O elemento mais recorrente é o sentimento de posse. Em muitos casos, o agressor não reconhece a mulher como sujeito autônomo, mas como um objeto sobre o qual acredita exercer domínio. Essa visão nega sua humanidade e sua vontade própria, levando-o a se sentir no direito de controlar suas escolhas, comportamentos e liberdade. Quando essa expectativa é frustrada, a violência surge não apenas como reafirmação de poder, mas como expressão de quem se julga autorizado a “disciplinar” ou “descartar” aquilo que entende como sua propriedade.
Nesse contexto, o feminicídio aparece como reação à perda de controle. Situações como o término do relacionamento ou a simples demonstração de independência são frequentemente interpretadas como afrontas à identidade e à autoridade masculina. Incapaz de lidar com a autonomia feminina, o agressor transforma frustração em violência extrema, como se o ato fosse capaz de restabelecer uma ordem que acredita ter sido rompida.
Esse perfil psicológico, forjado em uma cultura que legitima a dominação masculina, revela um indivíduo incapaz de elaborar a frustração de forma madura. Diante da rejeição, não há espaço para diálogo ou contenção, apenas para a reafirmação violenta de poder. A mulher, nesse cenário, deixa de ser percebida como pessoa e passa a ser vista como a causa da frustração que precisa ser controlada ou eliminada.
Outro fator determinante é a existência prévia de um ciclo de violência doméstica e familiar. Raramente o feminicídio ocorre como primeiro ato agressivo. Ao contrário, costuma ser o ápice de uma sequência de abusos psicológicos, morais e físicos, revelando um padrão contínuo de controle.
Esses comportamentos não surgem de forma isolada, mas estão enraizados em uma cultura que historicamente naturalizou a superioridade masculina e a subordinação feminina.
Portanto, o homem comete feminicídio não por uma causa única, mas pela convergência de fatores como o sentimento de posse, a incapacidade de aceitar a autonomia da mulher e a inserção em um contexto de desigualdade de gênero.

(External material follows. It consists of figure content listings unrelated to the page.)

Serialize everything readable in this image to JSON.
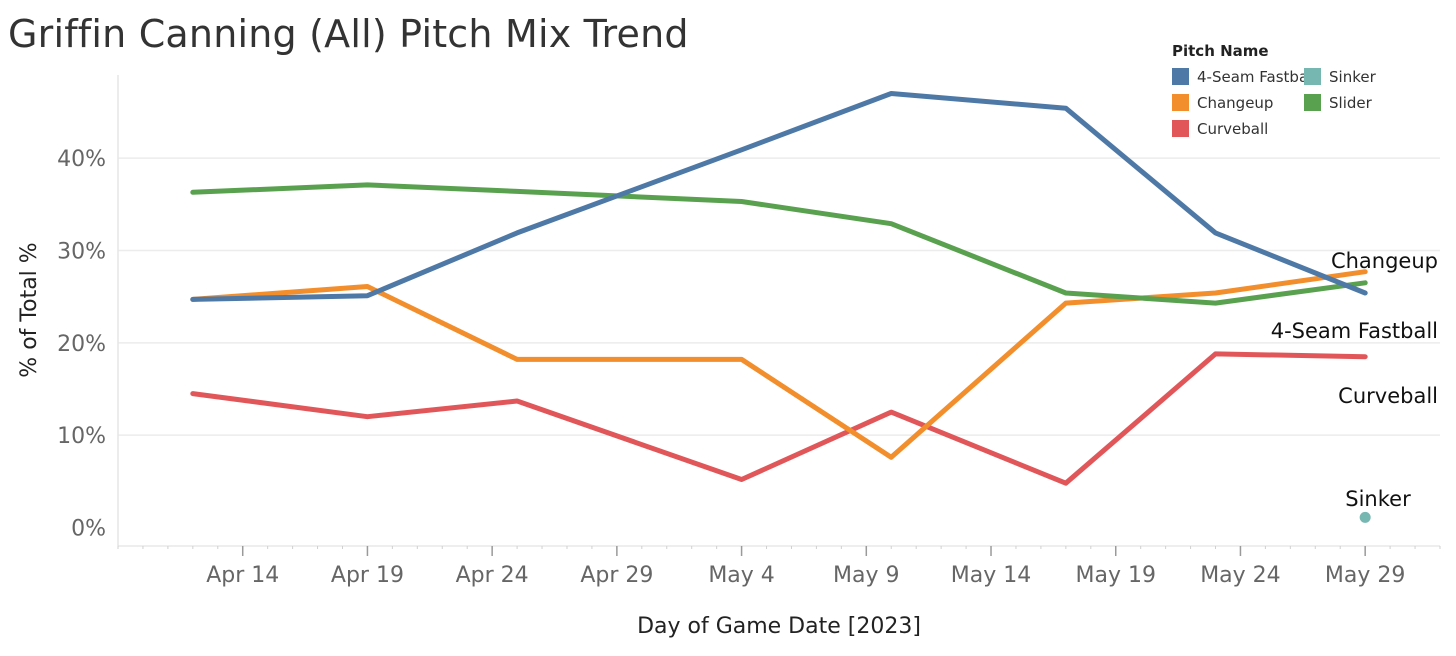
{
  "chart_data": {
    "type": "line",
    "title": "Griffin Canning (All) Pitch Mix Trend",
    "xlabel": "Day of Game Date [2023]",
    "ylabel": "% of Total %",
    "x_range": [
      "2023-04-09",
      "2023-06-01"
    ],
    "x_ticks": [
      {
        "date": "2023-04-14",
        "label": "Apr 14"
      },
      {
        "date": "2023-04-19",
        "label": "Apr 19"
      },
      {
        "date": "2023-04-24",
        "label": "Apr 24"
      },
      {
        "date": "2023-04-29",
        "label": "Apr 29"
      },
      {
        "date": "2023-05-04",
        "label": "May 4"
      },
      {
        "date": "2023-05-09",
        "label": "May 9"
      },
      {
        "date": "2023-05-14",
        "label": "May 14"
      },
      {
        "date": "2023-05-19",
        "label": "May 19"
      },
      {
        "date": "2023-05-24",
        "label": "May 24"
      },
      {
        "date": "2023-05-29",
        "label": "May 29"
      }
    ],
    "ylim": [
      -2,
      49
    ],
    "y_ticks": [
      {
        "value": 0,
        "label": "0%"
      },
      {
        "value": 10,
        "label": "10%"
      },
      {
        "value": 20,
        "label": "20%"
      },
      {
        "value": 30,
        "label": "30%"
      },
      {
        "value": 40,
        "label": "40%"
      }
    ],
    "grid": "horizontal",
    "legend": {
      "title": "Pitch Name",
      "placement": "top-right",
      "items": [
        "4-Seam Fastball",
        "Sinker",
        "Changeup",
        "Slider",
        "Curveball"
      ]
    },
    "series": [
      {
        "name": "4-Seam Fastball",
        "color": "#4e79a7",
        "points": [
          [
            "2023-04-12",
            24.7
          ],
          [
            "2023-04-19",
            25.1
          ],
          [
            "2023-04-25",
            31.9
          ],
          [
            "2023-05-04",
            40.9
          ],
          [
            "2023-05-10",
            47.0
          ],
          [
            "2023-05-17",
            45.4
          ],
          [
            "2023-05-23",
            31.9
          ],
          [
            "2023-05-29",
            25.4
          ]
        ],
        "end_label": "4-Seam Fastball"
      },
      {
        "name": "Changeup",
        "color": "#f28e2b",
        "points": [
          [
            "2023-04-12",
            24.7
          ],
          [
            "2023-04-19",
            26.1
          ],
          [
            "2023-04-25",
            18.2
          ],
          [
            "2023-05-04",
            18.2
          ],
          [
            "2023-05-10",
            7.6
          ],
          [
            "2023-05-17",
            24.3
          ],
          [
            "2023-05-23",
            25.4
          ],
          [
            "2023-05-29",
            27.7
          ]
        ],
        "end_label": "Changeup"
      },
      {
        "name": "Slider",
        "color": "#59a14f",
        "points": [
          [
            "2023-04-12",
            36.3
          ],
          [
            "2023-04-19",
            37.1
          ],
          [
            "2023-04-25",
            36.4
          ],
          [
            "2023-05-04",
            35.3
          ],
          [
            "2023-05-10",
            32.9
          ],
          [
            "2023-05-17",
            25.4
          ],
          [
            "2023-05-23",
            24.3
          ],
          [
            "2023-05-29",
            26.5
          ]
        ],
        "end_label": ""
      },
      {
        "name": "Curveball",
        "color": "#e15759",
        "points": [
          [
            "2023-04-12",
            14.5
          ],
          [
            "2023-04-19",
            12.0
          ],
          [
            "2023-04-25",
            13.7
          ],
          [
            "2023-05-04",
            5.2
          ],
          [
            "2023-05-10",
            12.5
          ],
          [
            "2023-05-17",
            4.8
          ],
          [
            "2023-05-23",
            18.8
          ],
          [
            "2023-05-29",
            18.5
          ]
        ],
        "end_label": "Curveball"
      },
      {
        "name": "Sinker",
        "color": "#76b7b2",
        "points": [
          [
            "2023-05-29",
            1.1
          ]
        ],
        "end_label": "Sinker"
      }
    ]
  }
}
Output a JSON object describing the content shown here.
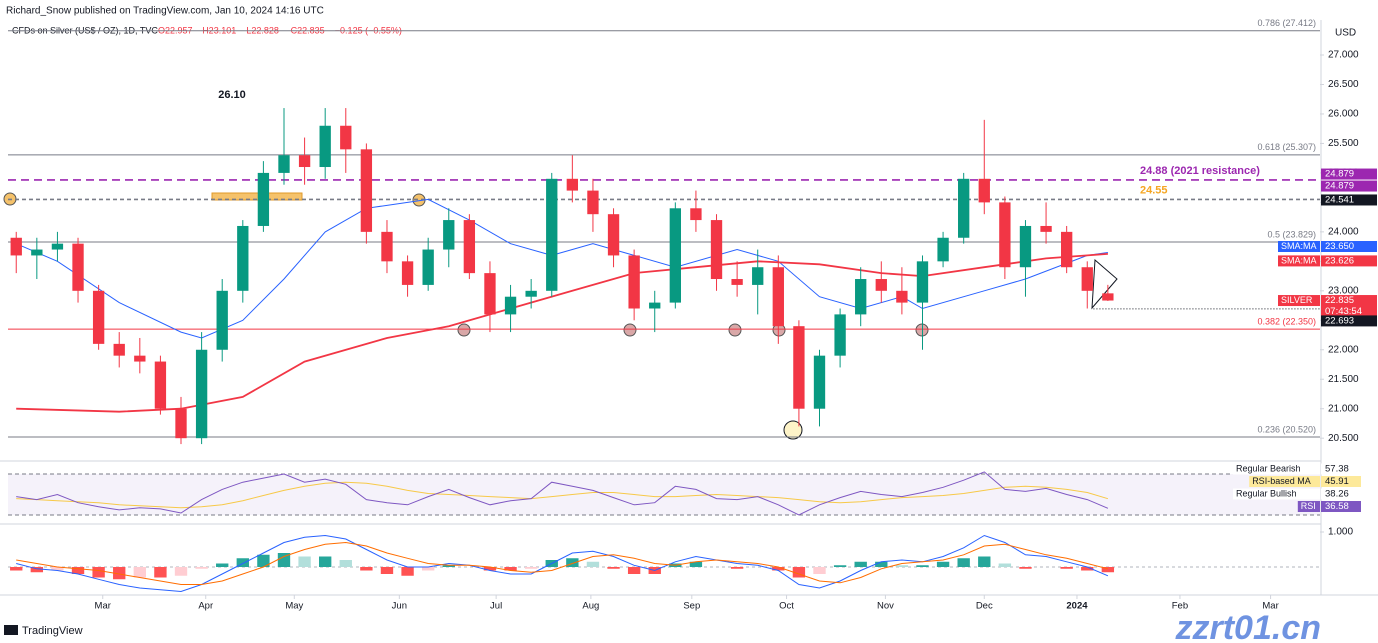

O crime configura, assim, a expressão extrema de uma lógica de dominação.
Reconhecer essas causas é fundamental para que o enfrentamento do feminicídio vá além da punição. É necessário investir em prevenção, enfrentando as estruturas culturais que sustentam a violência e promovendo relações baseadas na igualdade, no respeito e na autonomia.